I haven't really dropped off the map. A week ago I headed down the coast to hang out with Zombie Mom and her children, the Commander and Lala Bean. We were joined by Zombie Mom's friend, Peony and her children. And briefly by another friend of Zombie Mom's. I went for an extended weekend, leaving on Tuesday, while the rest stayed on.
There was lots of frolicking in the surf and sand at the beginning of it all for me but then I began to feel drained. Perhaps it was forewarning of things to come. Then again perhaps my sunburn from Sunday was the first warning. My left shoulder is still sore to the touch but my nose started to peel a couple of days ago.
By midday at work on Wednesday, I was not feeling exceptionally well. By early evening, all I could think of was sleep. Thursday morning? I made the decision to drag my butt out of bed to go into the office to take care of a few urgent things. These things took all of an hour. And then I took my feverish ass home. My self-diagnosis was the flu if you really want to know.
If you know me, time at the ocean always makes me introspective -- more so than usual. Add onto this time alone at home while sick for a few days and well...
I headed off on the weekend after having had a biopsy on Friday morning. Seems like things are still not quite regular in my body. I need to quit smoking. So far that hasn't happened but I have cut down drastically. My doctor mentioned how many people smoke as a result to stress. I mentioned this to my mother and then she droned on about the latest thing that some family member has done to irritate her. Oh and in case you're wondering, it's still all pre-cancerous. Supposedly if I quit smoking, my body can rid itself of this stuff. If I don't, it's up in the air.
Yesterday my dad's assistant called before heading off for her vacation. She has finally met my future stepmother and is thoroughly charmed by her. She also says that for the last couple of weeks my father has been his old self -- the one we actually liked.
The thoughts raced through my mind during my recuperation. And sometimes I felt the burn of hot tears down my face. Today I started the first draft of a statement to my dad. A statement, not a letter. I could send an email but I want him to see my face, hear my voice as I read it to him. In an ideal world I will do such with a therapist present. I see myself reading the words and then handing the page to him. And then walking out.

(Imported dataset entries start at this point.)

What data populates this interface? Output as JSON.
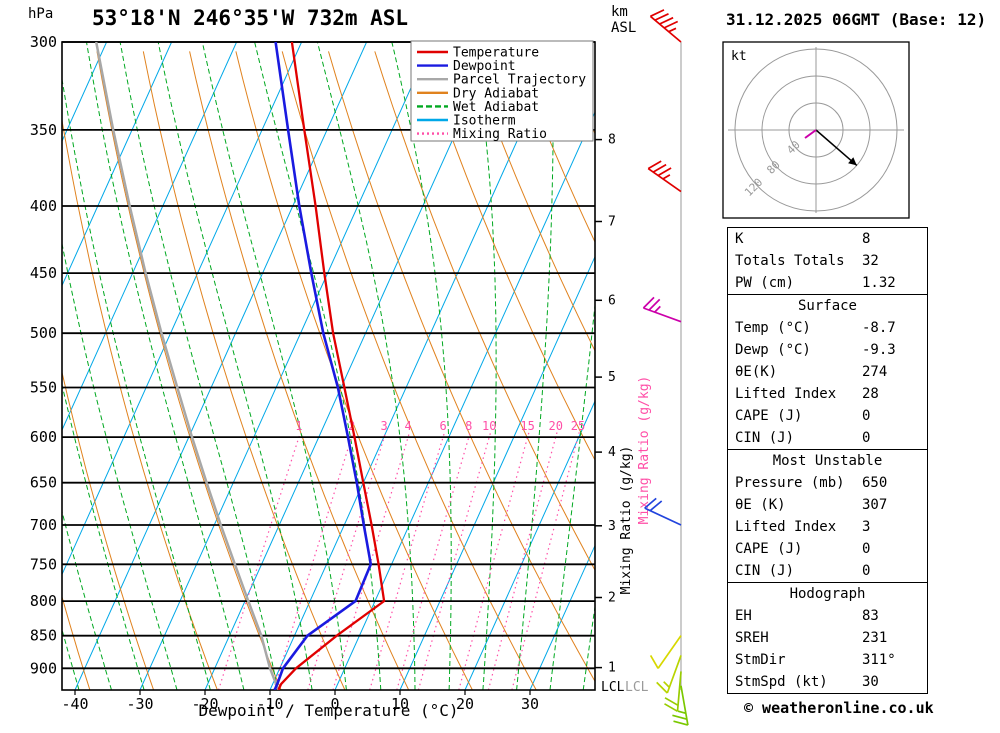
{
  "header": {
    "left_title": "53°18'N 246°35'W 732m ASL",
    "right_title": "31.12.2025 06GMT (Base: 12)",
    "pressure_unit": "hPa",
    "altitude_unit": "km\nASL"
  },
  "axes": {
    "xlabel": "Dewpoint / Temperature (°C)",
    "pressure_ticks": [
      300,
      350,
      400,
      450,
      500,
      550,
      600,
      650,
      700,
      750,
      800,
      850,
      900
    ],
    "temp_ticks": [
      -40,
      -30,
      -20,
      -10,
      0,
      10,
      20,
      30
    ],
    "km_ticks": [
      {
        "km": 8,
        "p": 356
      },
      {
        "km": 7,
        "p": 411
      },
      {
        "km": 6,
        "p": 472
      },
      {
        "km": 5,
        "p": 540
      },
      {
        "km": 4,
        "p": 616
      },
      {
        "km": 3,
        "p": 701
      },
      {
        "km": 2,
        "p": 795
      },
      {
        "km": 1,
        "p": 899
      }
    ],
    "mixing_ratio_axis_label": "Mixing Ratio (g/kg)",
    "lcl_label": "LCL"
  },
  "legend": {
    "items": [
      {
        "label": "Temperature",
        "color": "#e00000",
        "style": "solid"
      },
      {
        "label": "Dewpoint",
        "color": "#1a1ae0",
        "style": "solid"
      },
      {
        "label": "Parcel Trajectory",
        "color": "#a8a8a8",
        "style": "solid"
      },
      {
        "label": "Dry Adiabat",
        "color": "#e0821e",
        "style": "solid"
      },
      {
        "label": "Wet Adiabat",
        "color": "#00a820",
        "style": "dashed"
      },
      {
        "label": "Isotherm",
        "color": "#00a8e8",
        "style": "solid"
      },
      {
        "label": "Mixing Ratio",
        "color": "#ff4fa7",
        "style": "dotted"
      }
    ]
  },
  "colors": {
    "temperature": "#e00000",
    "dewpoint": "#1a1ae0",
    "parcel": "#a8a8a8",
    "dry_adiabat": "#e0821e",
    "wet_adiabat": "#00a820",
    "isotherm": "#00a8e8",
    "mixing_ratio": "#ff4fa7",
    "pressure_line": "#000000",
    "wind_column": "#aaaaaa"
  },
  "chart_data": {
    "type": "skewt_log_p",
    "pressure_range_hpa": [
      300,
      935
    ],
    "temp_axis_range_c": [
      -40,
      40
    ],
    "isotherms_c": {
      "start": -120,
      "end": 40,
      "step": 10
    },
    "dry_adiabats_k": {
      "start": 210,
      "end": 380,
      "step": 10
    },
    "wet_adiabats_c": {
      "start": -45,
      "end": 40,
      "step": 5
    },
    "mixing_ratio_g_kg": [
      1,
      2,
      3,
      4,
      6,
      8,
      10,
      15,
      20,
      25
    ],
    "temperature_profile": [
      {
        "p": 935,
        "t": -8.7
      },
      {
        "p": 925,
        "t": -8.7
      },
      {
        "p": 900,
        "t": -7.5
      },
      {
        "p": 850,
        "t": -3.5
      },
      {
        "p": 800,
        "t": 1.4
      },
      {
        "p": 750,
        "t": -2.0
      },
      {
        "p": 700,
        "t": -5.8
      },
      {
        "p": 650,
        "t": -10.0
      },
      {
        "p": 600,
        "t": -14.5
      },
      {
        "p": 550,
        "t": -19.5
      },
      {
        "p": 500,
        "t": -25.0
      },
      {
        "p": 450,
        "t": -30.5
      },
      {
        "p": 400,
        "t": -36.5
      },
      {
        "p": 350,
        "t": -43.5
      },
      {
        "p": 300,
        "t": -51.5
      }
    ],
    "dewpoint_profile": [
      {
        "p": 935,
        "t": -9.3
      },
      {
        "p": 925,
        "t": -9.3
      },
      {
        "p": 900,
        "t": -9.5
      },
      {
        "p": 850,
        "t": -8.0
      },
      {
        "p": 800,
        "t": -3.0
      },
      {
        "p": 750,
        "t": -3.2
      },
      {
        "p": 700,
        "t": -7.0
      },
      {
        "p": 650,
        "t": -11.0
      },
      {
        "p": 600,
        "t": -15.5
      },
      {
        "p": 550,
        "t": -20.5
      },
      {
        "p": 500,
        "t": -26.5
      },
      {
        "p": 450,
        "t": -32.5
      },
      {
        "p": 400,
        "t": -39.0
      },
      {
        "p": 350,
        "t": -46.0
      },
      {
        "p": 300,
        "t": -54.0
      }
    ],
    "parcel_profile": [
      {
        "p": 935,
        "t": -8.7
      },
      {
        "p": 900,
        "t": -11.5
      },
      {
        "p": 850,
        "t": -15.1
      },
      {
        "p": 800,
        "t": -19.5
      },
      {
        "p": 750,
        "t": -24.1
      },
      {
        "p": 700,
        "t": -29.0
      },
      {
        "p": 650,
        "t": -34.1
      },
      {
        "p": 600,
        "t": -39.5
      },
      {
        "p": 550,
        "t": -45.2
      },
      {
        "p": 500,
        "t": -51.4
      },
      {
        "p": 450,
        "t": -58.0
      },
      {
        "p": 400,
        "t": -65.1
      },
      {
        "p": 350,
        "t": -72.9
      },
      {
        "p": 300,
        "t": -81.6
      }
    ],
    "winds": [
      {
        "p": 300,
        "dir": 310,
        "spd": 45,
        "color": "#e00000"
      },
      {
        "p": 390,
        "dir": 305,
        "spd": 35,
        "color": "#e00000"
      },
      {
        "p": 490,
        "dir": 290,
        "spd": 25,
        "color": "#cc00aa"
      },
      {
        "p": 700,
        "dir": 295,
        "spd": 20,
        "color": "#2244dd"
      },
      {
        "p": 850,
        "dir": 215,
        "spd": 10,
        "color": "#d8d800"
      },
      {
        "p": 880,
        "dir": 200,
        "spd": 15,
        "color": "#b8d400"
      },
      {
        "p": 905,
        "dir": 185,
        "spd": 20,
        "color": "#98cc00"
      },
      {
        "p": 928,
        "dir": 170,
        "spd": 25,
        "color": "#7ac800"
      }
    ]
  },
  "hodograph": {
    "unit": "kt",
    "rings_kt": [
      40,
      80,
      120
    ],
    "storm_dir_deg": 311,
    "storm_spd_kt": 30
  },
  "table": {
    "sections": [
      {
        "title": null,
        "rows": [
          [
            "K",
            "8"
          ],
          [
            "Totals Totals",
            "32"
          ],
          [
            "PW (cm)",
            "1.32"
          ]
        ]
      },
      {
        "title": "Surface",
        "rows": [
          [
            "Temp (°C)",
            "-8.7"
          ],
          [
            "Dewp (°C)",
            "-9.3"
          ],
          [
            "θE(K)",
            "274"
          ],
          [
            "Lifted Index",
            "28"
          ],
          [
            "CAPE (J)",
            "0"
          ],
          [
            "CIN (J)",
            "0"
          ]
        ]
      },
      {
        "title": "Most Unstable",
        "rows": [
          [
            "Pressure (mb)",
            "650"
          ],
          [
            "θE (K)",
            "307"
          ],
          [
            "Lifted Index",
            "3"
          ],
          [
            "CAPE (J)",
            "0"
          ],
          [
            "CIN (J)",
            "0"
          ]
        ]
      },
      {
        "title": "Hodograph",
        "rows": [
          [
            "EH",
            "83"
          ],
          [
            "SREH",
            "231"
          ],
          [
            "StmDir",
            "311°"
          ],
          [
            "StmSpd (kt)",
            "30"
          ]
        ]
      }
    ]
  },
  "footer": {
    "copyright": "© weatheronline.co.uk"
  }
}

I am glad that he is getting better. That's all I've ever wanted. But in this time I've realized that I just can't let him into my life anymore. I've had a couple of months to see what life can be like. And I became a little bit happier. Because right now that's my focus. Stop worrying about if other people are happy. Make sure I'm happy and healthy. I feel like I should write a book on how to not fuck up your kids.